En séance, la question arrive rarement telle quelle.

Elle se glisse autrement.

Dans une phrase coupée.

Dans un sourire qui se retire au moment même où quelque chose de tendre se dit.


« J’aime, mais… »

Le “mais” prend toute la place.


Aimer semble réveiller une inquiétude ancienne.

Comme si, dès que l’attachement se tissait, quelque chose d’autre se préparait déjà :

la perte, l’abandon, la déception, parfois même la disparition.

L’amour n’est pas seulement une promesse.

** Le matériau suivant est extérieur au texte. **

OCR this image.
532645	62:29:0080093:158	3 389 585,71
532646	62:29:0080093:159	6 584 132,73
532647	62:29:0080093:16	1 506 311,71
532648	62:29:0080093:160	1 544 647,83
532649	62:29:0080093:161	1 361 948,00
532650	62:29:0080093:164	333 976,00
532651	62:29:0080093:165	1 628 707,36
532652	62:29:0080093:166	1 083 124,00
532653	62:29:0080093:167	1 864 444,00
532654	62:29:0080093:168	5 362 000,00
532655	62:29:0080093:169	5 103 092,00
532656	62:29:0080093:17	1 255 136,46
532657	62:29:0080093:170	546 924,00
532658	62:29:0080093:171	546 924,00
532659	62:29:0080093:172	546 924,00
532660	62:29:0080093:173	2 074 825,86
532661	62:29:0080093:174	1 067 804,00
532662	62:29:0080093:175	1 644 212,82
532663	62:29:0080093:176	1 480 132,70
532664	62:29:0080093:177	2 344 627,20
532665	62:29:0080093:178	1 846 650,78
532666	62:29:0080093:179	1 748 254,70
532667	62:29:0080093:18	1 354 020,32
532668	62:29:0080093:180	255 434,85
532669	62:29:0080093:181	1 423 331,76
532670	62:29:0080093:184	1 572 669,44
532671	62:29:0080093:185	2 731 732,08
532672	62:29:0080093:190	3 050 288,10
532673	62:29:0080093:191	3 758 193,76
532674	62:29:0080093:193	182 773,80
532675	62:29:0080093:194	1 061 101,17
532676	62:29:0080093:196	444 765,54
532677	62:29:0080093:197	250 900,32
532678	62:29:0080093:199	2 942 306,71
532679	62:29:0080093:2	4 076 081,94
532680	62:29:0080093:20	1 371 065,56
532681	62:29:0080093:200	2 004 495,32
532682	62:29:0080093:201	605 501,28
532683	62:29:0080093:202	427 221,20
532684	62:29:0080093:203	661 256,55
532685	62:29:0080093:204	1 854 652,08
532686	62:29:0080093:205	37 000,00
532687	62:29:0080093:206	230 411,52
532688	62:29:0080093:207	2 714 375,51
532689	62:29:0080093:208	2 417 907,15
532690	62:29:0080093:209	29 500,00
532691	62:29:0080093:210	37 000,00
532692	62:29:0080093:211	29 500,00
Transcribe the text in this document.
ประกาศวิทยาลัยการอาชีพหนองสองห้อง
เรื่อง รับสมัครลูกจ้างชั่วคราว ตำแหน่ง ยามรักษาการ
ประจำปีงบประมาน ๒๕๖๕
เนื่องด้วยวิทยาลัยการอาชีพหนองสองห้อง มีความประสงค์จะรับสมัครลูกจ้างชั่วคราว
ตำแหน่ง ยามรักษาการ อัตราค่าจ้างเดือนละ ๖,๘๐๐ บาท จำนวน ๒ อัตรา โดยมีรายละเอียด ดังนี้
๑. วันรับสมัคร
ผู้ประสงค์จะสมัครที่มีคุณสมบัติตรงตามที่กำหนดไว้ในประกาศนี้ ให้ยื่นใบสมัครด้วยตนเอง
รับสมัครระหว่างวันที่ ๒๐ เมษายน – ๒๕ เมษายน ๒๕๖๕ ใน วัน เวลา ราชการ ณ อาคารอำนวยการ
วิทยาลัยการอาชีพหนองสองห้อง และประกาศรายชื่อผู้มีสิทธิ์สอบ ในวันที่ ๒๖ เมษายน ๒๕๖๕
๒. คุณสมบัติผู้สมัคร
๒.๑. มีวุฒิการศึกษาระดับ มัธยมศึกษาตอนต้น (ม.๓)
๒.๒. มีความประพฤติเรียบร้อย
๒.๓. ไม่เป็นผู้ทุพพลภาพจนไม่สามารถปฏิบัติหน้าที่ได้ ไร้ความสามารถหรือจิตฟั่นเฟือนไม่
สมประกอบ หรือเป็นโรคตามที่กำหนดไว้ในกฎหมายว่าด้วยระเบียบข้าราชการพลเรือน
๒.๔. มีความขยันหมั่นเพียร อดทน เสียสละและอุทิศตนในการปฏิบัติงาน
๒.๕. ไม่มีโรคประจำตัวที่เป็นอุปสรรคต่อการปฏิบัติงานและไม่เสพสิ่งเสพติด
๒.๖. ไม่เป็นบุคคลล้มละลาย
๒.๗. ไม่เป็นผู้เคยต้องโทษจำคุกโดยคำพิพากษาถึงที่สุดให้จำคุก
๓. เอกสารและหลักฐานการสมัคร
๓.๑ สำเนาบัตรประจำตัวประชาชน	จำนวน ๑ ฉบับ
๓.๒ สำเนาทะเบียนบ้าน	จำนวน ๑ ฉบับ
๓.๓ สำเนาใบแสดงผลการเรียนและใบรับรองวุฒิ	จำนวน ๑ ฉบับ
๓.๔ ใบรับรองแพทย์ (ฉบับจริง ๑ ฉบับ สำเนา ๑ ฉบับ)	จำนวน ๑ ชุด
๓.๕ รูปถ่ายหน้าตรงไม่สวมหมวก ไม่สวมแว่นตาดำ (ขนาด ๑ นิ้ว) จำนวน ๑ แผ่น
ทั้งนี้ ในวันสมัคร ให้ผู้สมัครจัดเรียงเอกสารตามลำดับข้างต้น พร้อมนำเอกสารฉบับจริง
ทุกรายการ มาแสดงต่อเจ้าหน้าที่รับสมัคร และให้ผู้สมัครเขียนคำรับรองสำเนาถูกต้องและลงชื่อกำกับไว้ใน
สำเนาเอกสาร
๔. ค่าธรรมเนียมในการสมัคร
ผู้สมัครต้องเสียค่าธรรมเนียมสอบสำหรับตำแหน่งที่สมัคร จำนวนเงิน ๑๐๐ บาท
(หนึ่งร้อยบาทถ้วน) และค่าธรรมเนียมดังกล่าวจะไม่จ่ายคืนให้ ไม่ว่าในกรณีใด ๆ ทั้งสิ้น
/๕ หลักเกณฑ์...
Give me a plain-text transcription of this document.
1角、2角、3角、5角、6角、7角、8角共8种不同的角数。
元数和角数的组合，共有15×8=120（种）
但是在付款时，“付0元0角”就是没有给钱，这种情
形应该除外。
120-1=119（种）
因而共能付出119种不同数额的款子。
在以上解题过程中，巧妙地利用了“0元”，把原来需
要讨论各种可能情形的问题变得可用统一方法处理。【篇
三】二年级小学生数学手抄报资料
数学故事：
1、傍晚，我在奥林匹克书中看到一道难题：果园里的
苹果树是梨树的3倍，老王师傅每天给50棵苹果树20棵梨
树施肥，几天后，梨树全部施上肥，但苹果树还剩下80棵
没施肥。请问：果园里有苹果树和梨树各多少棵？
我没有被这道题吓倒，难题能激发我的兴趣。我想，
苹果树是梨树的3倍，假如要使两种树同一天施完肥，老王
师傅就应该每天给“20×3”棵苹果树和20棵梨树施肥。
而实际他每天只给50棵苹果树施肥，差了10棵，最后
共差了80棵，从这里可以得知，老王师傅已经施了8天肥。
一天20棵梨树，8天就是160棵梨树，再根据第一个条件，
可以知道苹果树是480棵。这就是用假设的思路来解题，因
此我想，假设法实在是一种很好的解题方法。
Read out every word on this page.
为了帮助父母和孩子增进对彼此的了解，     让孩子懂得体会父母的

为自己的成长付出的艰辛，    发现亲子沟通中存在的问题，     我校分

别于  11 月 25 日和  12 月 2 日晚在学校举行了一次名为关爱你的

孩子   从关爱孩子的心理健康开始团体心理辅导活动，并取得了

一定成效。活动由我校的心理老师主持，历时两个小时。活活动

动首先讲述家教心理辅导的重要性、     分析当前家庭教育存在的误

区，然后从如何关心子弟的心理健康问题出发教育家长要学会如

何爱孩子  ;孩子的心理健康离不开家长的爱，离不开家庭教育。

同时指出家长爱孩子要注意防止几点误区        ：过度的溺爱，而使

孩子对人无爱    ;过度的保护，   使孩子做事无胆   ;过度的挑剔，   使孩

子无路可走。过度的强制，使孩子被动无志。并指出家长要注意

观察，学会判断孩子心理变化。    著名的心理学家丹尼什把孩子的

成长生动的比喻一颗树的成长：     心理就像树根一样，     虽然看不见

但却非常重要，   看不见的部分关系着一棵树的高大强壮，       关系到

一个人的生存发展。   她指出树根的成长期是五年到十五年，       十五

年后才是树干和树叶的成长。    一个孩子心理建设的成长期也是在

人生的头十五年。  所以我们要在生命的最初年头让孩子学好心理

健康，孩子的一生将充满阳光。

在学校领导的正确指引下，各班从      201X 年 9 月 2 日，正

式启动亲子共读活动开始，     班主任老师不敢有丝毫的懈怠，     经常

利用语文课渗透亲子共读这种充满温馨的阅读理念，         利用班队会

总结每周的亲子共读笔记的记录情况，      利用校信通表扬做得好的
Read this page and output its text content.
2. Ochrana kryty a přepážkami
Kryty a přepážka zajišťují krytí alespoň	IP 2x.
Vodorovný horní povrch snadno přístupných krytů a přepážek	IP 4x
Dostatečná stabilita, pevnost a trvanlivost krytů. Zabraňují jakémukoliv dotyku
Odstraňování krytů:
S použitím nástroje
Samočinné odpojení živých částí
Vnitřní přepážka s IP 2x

Il est aussi une exposition.


Beaucoup ont appris très tôt que s’attacher avait un prix.

Un parent instable.

Un amour conditionnel.

Une présence qui se retirait sans prévenir.

Alors le lien devient à la fois désiré et redouté.

On s’approche, puis on se retient.

On donne, mais à moitié.

On aime sous surveillance.


En cabinet, cela se répète avec une précision troublante.

Quelqu’un parle d’un partenaire, d’un enfant, d’un parent…

La voix s’adoucit, puis se durcit.

Comme si aimer demandait de se blinder.

Comme si la vulnérabilité devait être contenue, maîtrisée, parfois niée.


Il y a ceux qui aiment trop vite, trop fort.

Et ceux qui attendent que l’autre aime d’abord.

Ceux qui testent.

Ceux qui se retirent dès que ça compte.

Ceux qui confondent intensité et danger.

Ceux qui confondent distance et sécurité.


Dans le quotidien, cela s’entend dans des phrases banales :

« Je préfère ne pas m’attacher. »

« Je sais déjà comment ça finit. »

« Quand on aime, on souffre toujours. »


Comme si la souffrance devenait la preuve de l’amour.

Ou son destin inévitable.


Mais cette équation mérite d’être déplacée.

Non pour être corrigée.

Plutôt pour être regardée de près.

D’où vient-elle ?

À quoi a-t-elle servi ?

Que protège-t-elle encore ?


En analyse, cette question ouvre un espace particulier.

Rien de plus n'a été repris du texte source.